L’enjeu était de taille car si la réalité de cette union dans le Verbe incarné n’était pas effective alors le Christ n’était pas médiateur entre Dieu et les hommes. Nous le voyons la problématique du concile d’Éphèse est avant tout christologique et ce concile tranchera la problématique en faveur d’une unité substantielle du Christ ce qui aura comme conséquence de confirmer le titre de Marie Θεοτόκος dans les limites de la définition évoquée plus haut :
Car ce n’est pas un homme ordinaire qui a d’abord été engendré de la sainte Vierge et sur lequel ensuite le Verbe serait descendu, mais c’est pour avoir été uni à son humanité dès le sein même qu’il est dit avoir subi la génération charnelle, en tant qu’il s’est approprié la génération de sa propre chair. […] C’est ainsi qu’ils [les saints pères] se sont enhardis à nommer la sainte Vierge Mère de Dieu, non que la nature du Verbe ou sa divinité ait reçu le début de son existence à partir de la sainte Vierge, mais parce qu’a été engendré d’elle son saint corps animé d’une âme raisonnable, corps auquel le Verbe s’est uni selon l’hypostase et pour cette raison est dit avoir été engendré selon la chair.
Si donc Jésus est vraiment Dieu alors Marie est vraiment « Mère de Dieu », mais non pas mère dans le sens où elle serait à l’origine de la divinité du Christ mais mère dans le sens où elle est totalement à l’origine de son humanité.
Au fond le concile ne fait que confirmer un donné scripturaire mais qui dans un contexte donné a du être précisé :
Comment m’est-il accordé que la mère de mon Seigneur (ἡ μήτηρ τοῦ κυρίου μου) vienne auprès de moi ?
Quand on connaît l’importance que revêtait le mot « Seigneur » dans la bible – terme auparavant réservé par les juifs à Dieu seul et désignant donc le Christ comme égal à Dieu – on comprend mieux la préoccupation du concile d’Éphèse de vouloir préserver la foi chrétienne sur ce point crucial de l’union des natures humaine et divine du Christ, condition indispensable faisant de lui non pas un simple intermédiaire mais notre unique médiateur auprès de Dieu :
Mais quand vint la plénitude du temps, Dieu envoya son Fils, né d’une femme, né sujet de la loi, afin de racheter les sujets de la Loi, afin de nous conférer l’adoption filiale.
Conclusion
Disons-le : cette simple relecture du concile d’Éphèse – en nous permettant de lire la spécificité du titre de Marie « Mère de Dieu » – suffit amplement pour écarter une confusion avec les récits mythologiques de l’époque.
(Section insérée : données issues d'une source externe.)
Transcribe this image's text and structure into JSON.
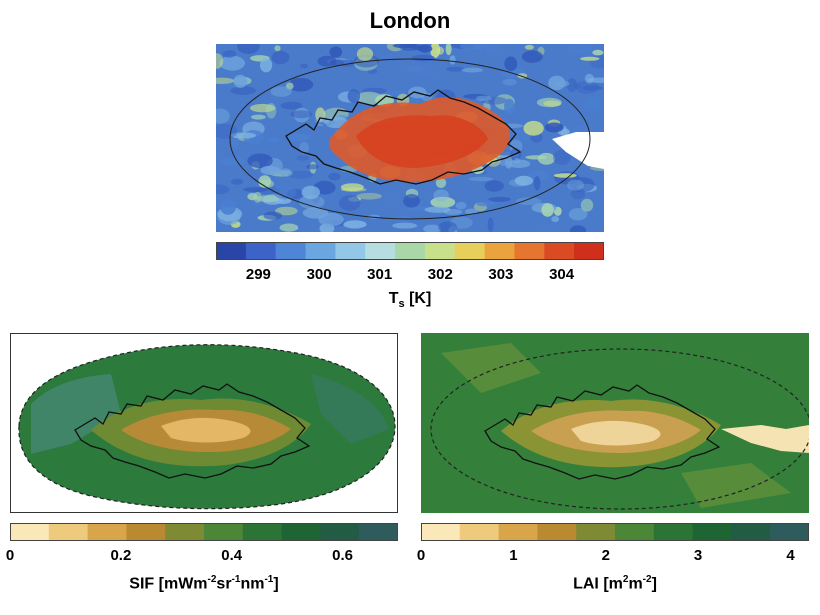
{
  "figure": {
    "title": "London",
    "panels": [
      {
        "id": "ts",
        "colorbar": {
          "label_main": "T",
          "label_sub": "s",
          "label_rest": " [K]",
          "ticks": [
            "299",
            "300",
            "301",
            "302",
            "303",
            "304"
          ],
          "range": [
            298.3,
            304.7
          ],
          "colors": [
            "#2a45a8",
            "#3d63c8",
            "#4f85d6",
            "#6aa6df",
            "#92c7e8",
            "#b6dde0",
            "#a9d7a7",
            "#c9e08b",
            "#e6cf5b",
            "#eba33d",
            "#e6762f",
            "#da4b24",
            "#cf2f1c"
          ]
        }
      },
      {
        "id": "sif",
        "colorbar": {
          "label_parts": [
            "SIF [mWm",
            "-2",
            "sr",
            "-1",
            "nm",
            "-1",
            "]"
          ],
          "ticks": [
            "0",
            "0.2",
            "0.4",
            "0.6"
          ],
          "range": [
            0,
            0.7
          ],
          "colors": [
            "#fbe8b8",
            "#eeca7c",
            "#d9a54a",
            "#b98a32",
            "#7f8a34",
            "#4c8637",
            "#2b7436",
            "#1e6534",
            "#225c44",
            "#2e5c5c"
          ]
        }
      },
      {
        "id": "lai",
        "colorbar": {
          "label_parts": [
            "LAI [m",
            "2",
            "m",
            "-2",
            "]"
          ],
          "ticks": [
            "0",
            "1",
            "2",
            "3",
            "4"
          ],
          "range": [
            0,
            4.2
          ],
          "colors": [
            "#fbe8b8",
            "#eeca7c",
            "#d9a54a",
            "#b98a32",
            "#7f8a34",
            "#4c8637",
            "#2b7436",
            "#1e6534",
            "#225c44",
            "#2e5c5c"
          ]
        }
      }
    ]
  }
}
On pourra toujours trouver une religion ayant des éléments semblables avec la foi chrétienne ou exploitant un symbole ou un titre identique. Mais les critiques adressées sur ce plan au culte marial valent dans une large mesure pour les titres et récits de l’Ancien testament : Titre de « Dieu très haut », Seigneur des armées, la Génèse et son rapport avec le mythe de Gilgamesh, les anges et les croyances babylonienne en des puissances, etc. Il faut plutôt se poser la question de la spécificité de ces titres pour la révélation chrétienne.
De ce point d’attention souligné par nos frères séparés, gardons toujours cette attention de placer Marie dans le mystère de l’Église afin de ne pas faire de la théologie mariale une matière indépendante. Ce fut une grande préoccupation du concile Vatican II qui dans sa rédaction finale de la constitution dogmatique Lumen Gentium plaça Marie dans le mystère du Christ et de l’Église (LG 52-69 ; cf. particulièrement les § 52 et 53) [4].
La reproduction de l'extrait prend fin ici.